Salsabila mengatakan bahwa saat-saat tersulit ketika di perantauan adalah ketika pertama kali menjadi perantau yang tidak pulang. Jauhnya dari keluarga membuatnya tak bisa membendung air matanya.

“Tapi ketika H-1 Lebaran, malam takbiran, sedih, sedih banget itu. Aku akhirnya telepon orang tuaku. Aku enggak bisa ngomong apa-apa, aku nangis,” ujar Salsabila Morinawa.

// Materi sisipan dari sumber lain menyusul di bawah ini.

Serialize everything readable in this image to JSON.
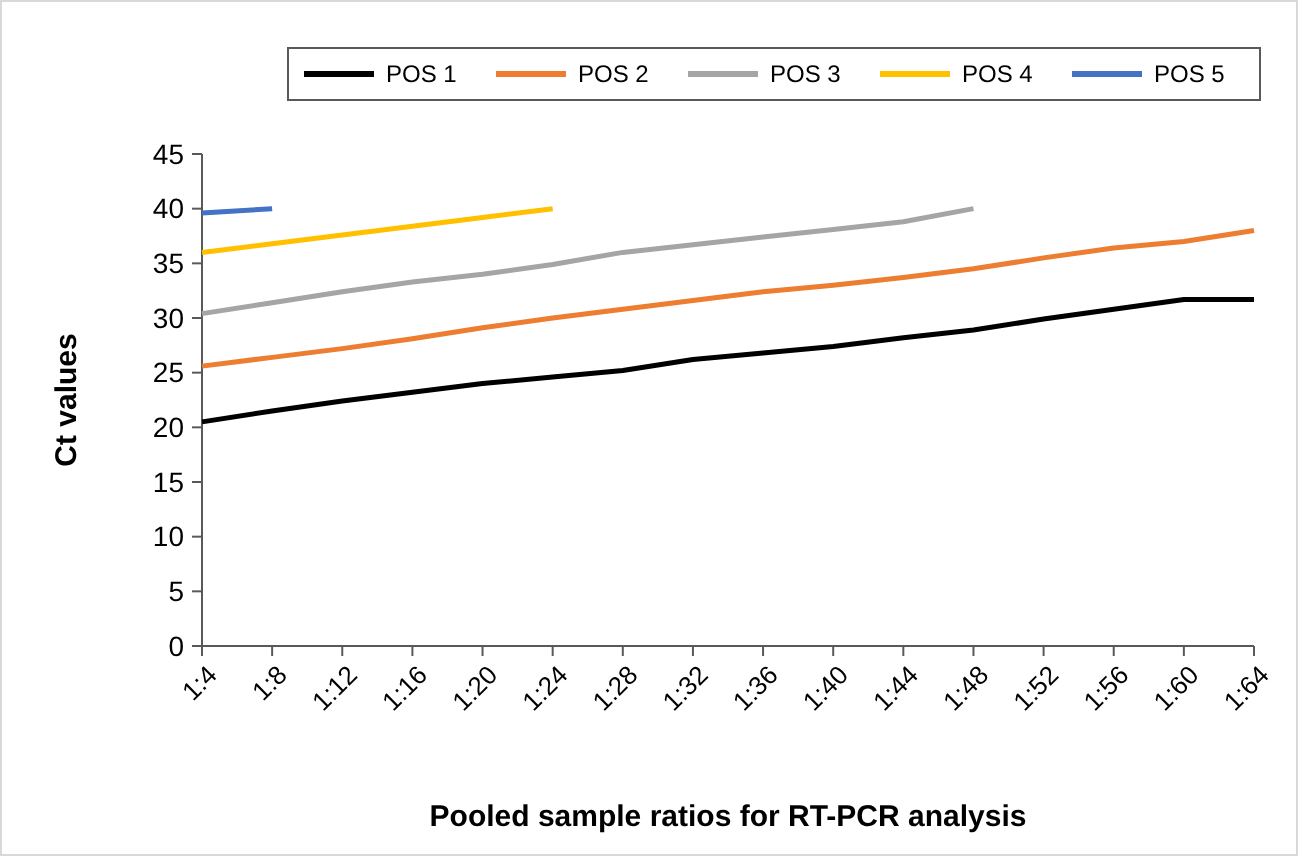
{
  "chart_data": {
    "type": "line",
    "xlabel": "Pooled sample ratios for RT-PCR analysis",
    "ylabel": "Ct values",
    "categories": [
      "1:4",
      "1:8",
      "1:12",
      "1:16",
      "1:20",
      "1:24",
      "1:28",
      "1:32",
      "1:36",
      "1:40",
      "1:44",
      "1:48",
      "1:52",
      "1:56",
      "1:60",
      "1:64"
    ],
    "series": [
      {
        "name": "POS 1",
        "color": "#000000",
        "values": [
          20.5,
          21.5,
          22.4,
          23.2,
          24,
          24.6,
          25.2,
          26.2,
          26.8,
          27.4,
          28.2,
          28.9,
          29.9,
          30.8,
          31.7,
          31.7
        ]
      },
      {
        "name": "POS 2",
        "color": "#ed7d31",
        "values": [
          25.6,
          26.4,
          27.2,
          28.1,
          29.1,
          30,
          30.8,
          31.6,
          32.4,
          33,
          33.7,
          34.5,
          35.5,
          36.4,
          37,
          38
        ]
      },
      {
        "name": "POS 3",
        "color": "#a5a5a5",
        "values": [
          30.4,
          31.4,
          32.4,
          33.3,
          34,
          34.9,
          36,
          36.7,
          37.4,
          38.1,
          38.8,
          40,
          null,
          null,
          null,
          null
        ]
      },
      {
        "name": "POS 4",
        "color": "#ffc000",
        "values": [
          36,
          36.8,
          37.6,
          38.4,
          39.2,
          40,
          null,
          null,
          null,
          null,
          null,
          null,
          null,
          null,
          null,
          null
        ]
      },
      {
        "name": "POS 5",
        "color": "#4472c4",
        "values": [
          39.6,
          40,
          null,
          null,
          null,
          null,
          null,
          null,
          null,
          null,
          null,
          null,
          null,
          null,
          null,
          null
        ]
      }
    ],
    "ylim": [
      0,
      45
    ],
    "yticks": [
      0,
      5,
      10,
      15,
      20,
      25,
      30,
      35,
      40,
      45
    ],
    "grid": false,
    "legend": "top",
    "marker": "none",
    "line_style": "solid"
  }
}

Meskipun tidak pulang adalah pilihannya, tak dapat dipungkiri bahwa ia merasakan kesedihan saat jauh dari keluarganya. Namun, Salsabila memiliki arti ‘pulang’ tersendiri untuk mengurangi kesedihannya. Ia mengatakan bahwa saat berkumpul dengan orang-orang dari daerah yang sama dan menggunakan bahasa daerah yang sudah lama tidak ia dengar, hal tersebut sudah merupakan arti ‘pulang’ baginya.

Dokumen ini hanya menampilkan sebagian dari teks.